House, Senate vote down bill that would tighten limits on MaineCare coverage for methadone, Suboxone
AUGUSTA, Maine — The Maine House and Senate on Monday turned down a bill aimed at further limiting Medicaid coverage for drug addiction treatments that rely on prescribing methadone and Suboxone.
The House voted 79-60 against the bill, LD 908, which would eliminate all exceptions to 24-month limits in place for methadone and Suboxone treatments covered by MaineCare, the state’s Medicaid program. The Senate voted 20-14 against the measure.
The votes came days after lawmakers rejected another bill, LD 802, that would have entirely eliminated MaineCare coverage for methadone and Suboxone, which are commonly used to treat addictions to heroin and prescription painkillers.
Rep. Elizabeth Dickerson, D-Rockland, said policymakers need to encourage addiction treatments that don’t involve replacing an addiction to one drug with an addiction to another.

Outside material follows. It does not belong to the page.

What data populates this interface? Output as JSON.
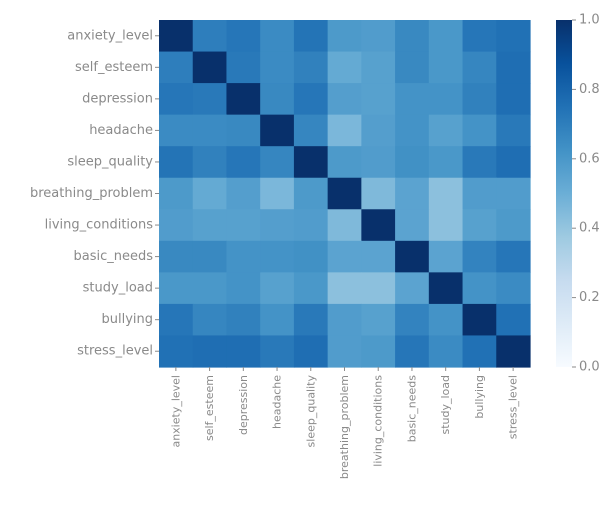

“We have a program that’s largely ignoring on some level the component that could actually work, which is counseling and treatment not necessarily involving just taking another drug,” Dickerson said. “I hope that moving forward as a Legislature, we’re courageous enough to actually have that discussion about what real treatment and real recovery actually means, that it isn’t simply maintaining an individual on another drug.”
The state has had a 24-month limit on MaineCare coverage for methadone and Suboxone treatments since the start of this year, when a provision passed last May as part of a supplemental budget took effect. The treatments came as part of a budget that scaled back eligibility for MaineCare and a range of other services covered by the low-income insurance program, including coverage for prescription anti-smoking medications.
During House debate Monday on LD 908, Democrats reiterated their opposition to the two-year limit on methadone and Suboxone treatments, much less a measure that would eliminate all exceptions to the rule, which require approval from the Department of Health and Human Services.
“There is no reason to place a two-year limit” on treatments, said Rep. Ann Dorney, D-Norridgewock.
The state spent about $9 million for methadone treatment in 2010 and another $7 million to transport patients to clinics, according to the Department of Health and Human Services. Maine was expected to save $1.36 million between 2013 and 2015 from limiting the length of methadone treatments. The state could realize other potential savings from the cost of transporting patients receiving methadone treatments.
At the end of 2012, 4,760 drug-addicted Mainers were undergoing methadone maintenance treatment to fight opiate addiction, and 3,119 of them — more than 65 percent — received MaineCare coverage, according to DHHS.
Another measure pending before the Legislature this spring would increase the number of federally qualified centers authorized to provide methadone treatment so the state could realize savings from reduced patient transportation costs. Currently, Maine has just nine methadone clinics, including only one north of Bangor.